図17Aにおいて、横方向に第1の透明電極81が延び、縦方向に、第2の透明電極82の菱形領域82Aが、相互に間隔を隔てて配列している。縦方向に隣り合う2つの菱形領域82Aが、接続領域82Bにより電気的に接続される。接続領域82Bは、絶縁膜83の上に配置される。菱形領域82Aと接続領域82Bとが、第2の透明電極82を構成する。
【0127】
図17Bに、
図17Aの一点鎖線17B−17Bにおける断面図を示す。ガラス基板80の上に、間隔を隔てて第2の透明電極82の菱形領域82Aが形成されている。2つの菱形領域82A間を、第1の透明電極81が、紙面に垂直な方向に通過する。2つの菱形領域82Aの間に絶縁膜83が形成されている。絶縁膜83は、
図17Bに示した断面において第1の透明電極81を覆い、絶縁膜83の両端は、それぞれ第2の透明電極82の一部と重なっている。
【0128】
絶縁膜83の上に、ITOからなる接続領域82Bが形成されている。接続領域82Bは、その両端において菱形領域82Aの上まで延び、菱形領域82Aに電気的に接続されている。実施例1〜実施例3による方法で形成された絶縁膜83の上面は、外周部の近傍において傾斜する。
【0129】
図17Cに、従来のフォトリソグラフィ技術を用いて絶縁膜をパターニングすることにより形成したタッチパネルの断面図を示す。フォトリソグラフィ技術を用いて形成された絶縁膜83の上面も、外周部の近傍において傾斜するが、その傾斜角は90°に近い。傾斜角が大きな段差が生じていると、その段差の位置において、接続領域82Bの機械的強度が低下する。これにより、外部からの応力の印加によって、断線が発生しやすい。
【0130】
これに対し、実施例1〜実施例3による方法では、
図17Bに示したように、絶縁膜83の上面が、その外周部の近傍において緩やかに傾斜している。このため、接続領域82Bの機械的強度の低下が抑制され、外部からの応力に対する信頼性の高いタッチパネルを実現することができる。
【0131】
[実施例5]
図18A〜
図18Dを参照して、実施例5による基板製造方法について説明する。以下、実施例1〜実施例3との相違点について説明し、同一の構成については説明を省略する。
【0132】
図18A及び
図18Bは、
図17Aの一点鎖線18A−18Aにおける断面図に相当する。
図18Aに示すように、ガラス基板80の上に、第1の透明電極81を形成する。その後、絶縁膜83(
図17A)を形成すべき領域に、絶縁膜83の1パターンごとに複数の液滴85を着弾させる。

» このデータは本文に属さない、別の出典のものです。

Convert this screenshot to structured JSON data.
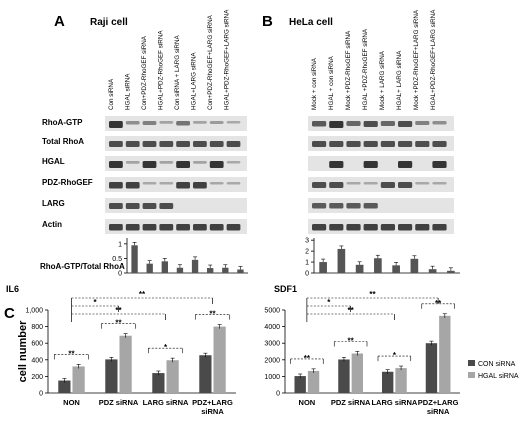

図18Aに示した例では、接続領域82Bの幅方向(接続すべき菱形領域82Aが並ぶ方向と直交する方向)に関して、複数、例えば2個の液滴を着弾させる。基板に着弾した液滴が面内方向に広がって相互に連続した後、絶縁膜の液状材料を硬化させる。これにより、
図18Bに示すように絶縁膜83が形成される。接続領域82Bの幅方向に関して複数の液滴を着弾させているため、絶縁膜83の上面に、接続領域82Bの幅方向に関してほぼ平坦な領域が形成される。絶縁膜83の、ほぼ平坦な領域の上に接続領域82Bが形成される。
【0133】
図18Cに、接続領域82Bの幅方向に関して1個の液滴85を着弾させる例を示す。この場合、
図18Dに示すように、絶縁膜83の上面に、幅方向に関して平坦な領域が形成されにくい。平坦な領域が形成されたとしても、その幅は、
図18Bに示したほぼ平坦な領域の幅よりも狭くなる。
【0134】
絶縁膜83の上面に、ほぼ平坦な領域が形成されると、その上に安定して接続領域82Bを形成することができる。絶縁膜83の上面に、接続領域82Bの幅方向に関してほぼ平坦な領域を形成するために、幅方向に関して、2個以上の液滴を着弾させることが好ましい。
【0135】
以上実施例に沿って本発明を説明したが、本発明はこれらに制限されるものではない。例えば、種々の変更、改良、組み合わせ等が可能なことは当業者に自明であろう。